Carlo Finelli
(Carrara 1785 - Roma 1853)
Le Tre Grazie
marmo di Carrara
cm. 158 x 119 x 67
Dopo
una prima versione, distrutta dall’ autore, un
secondo modello delle Grazie fu eliminato nel 1833.
Finelli dunque decise di scolpire l’opera direttamente
nel marmo, “alla prima” cioè,
senza l’ausilio di un modello in gesso di riferimento,
secondo una prassi eccezionale per i tempi e che per
l’ardire, non ammettendo errori o pentimenti,
immediatamente evocava la tecnica michelangiolesca.
Finelli tuttavia non terminò mai l’opera,
che tenne sempre celata ai visitatori dello studio e
conobbe solo una fortuna postuma.
Il non finito
delle Tre Grazie costituisce un caso unico nella scultura
del tempo. Oltre alle estremità, mani e piedi,
in parte solo sbozzati, l’intera superficie delle
tre figure attendeva un ulteriore processo di rifinitura.

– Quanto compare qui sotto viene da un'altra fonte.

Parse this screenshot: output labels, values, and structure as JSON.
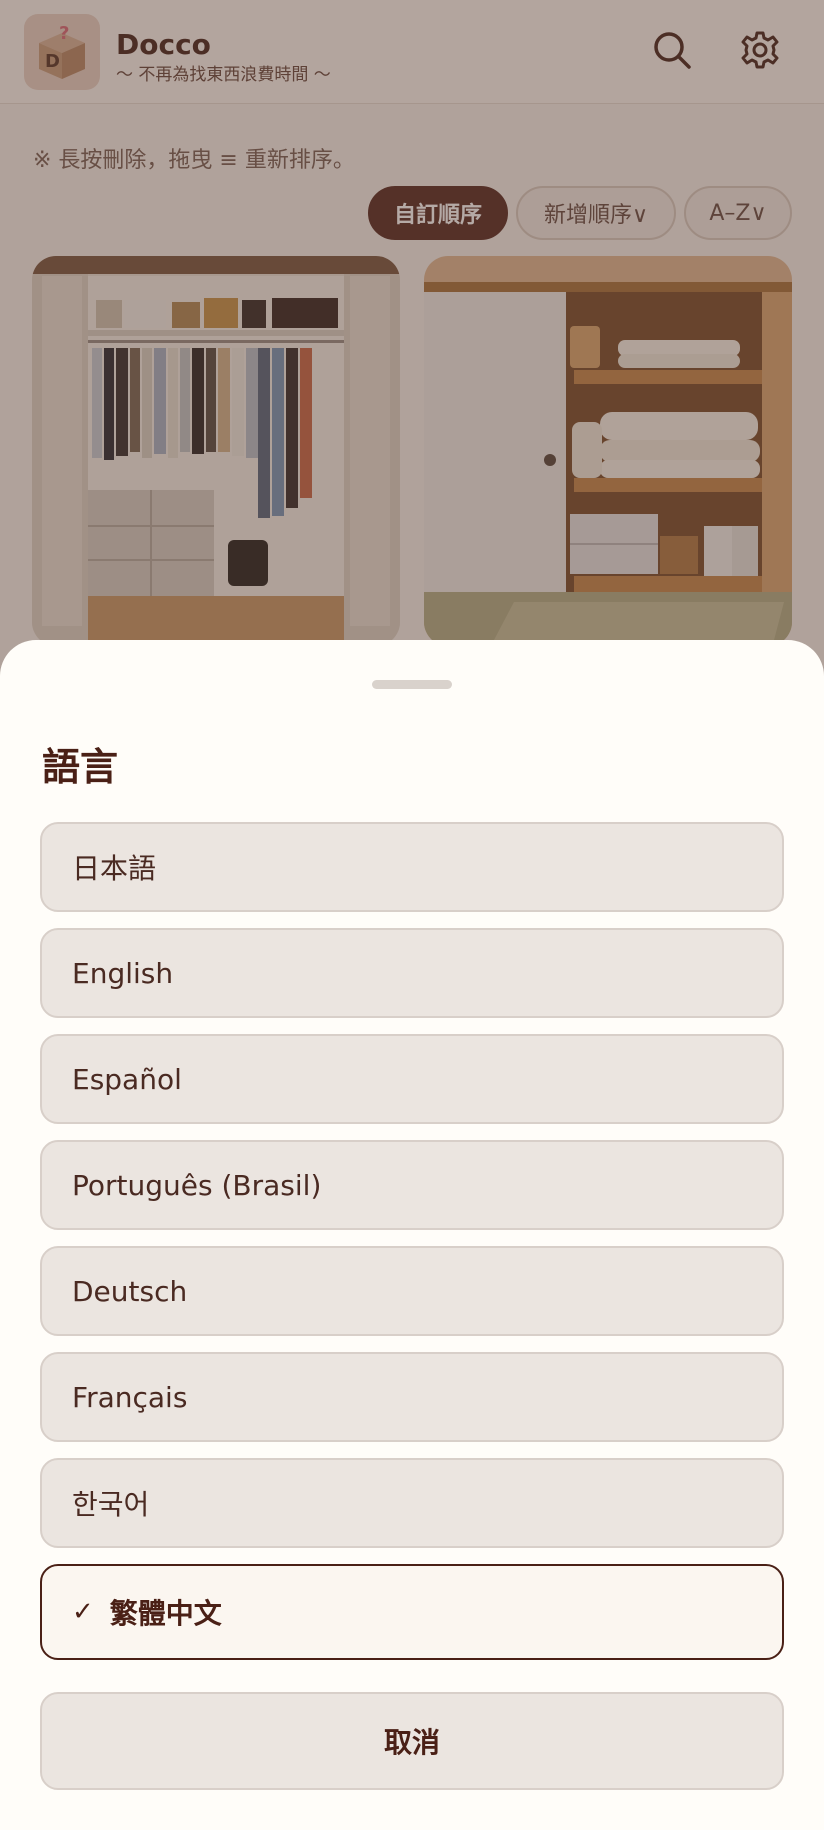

Puo essere che sia la vicenda dell’esecuzione,
che l’assenza di un modello di riferimento, consigliarono
a eredi e allievi dello studio di non ultimare l’opera
come invece avveniva comunemente in questi casi.
Svelte forme giovanili
erano state riunite in composizione guardando alle pose
di celebri statue classiche, richiamate
soprattutto dalle figure laterali. Quella di destra
rispetto all’ osservatore riprende in contro parte
la posa dell’Apollo con la cetra
(Roma, Musei Capitolini). Dalla parte opposta è
esemplata la posa del prototipo prassitelico del Fauno
in riposo compreso il braccio appoggiato sul fianco.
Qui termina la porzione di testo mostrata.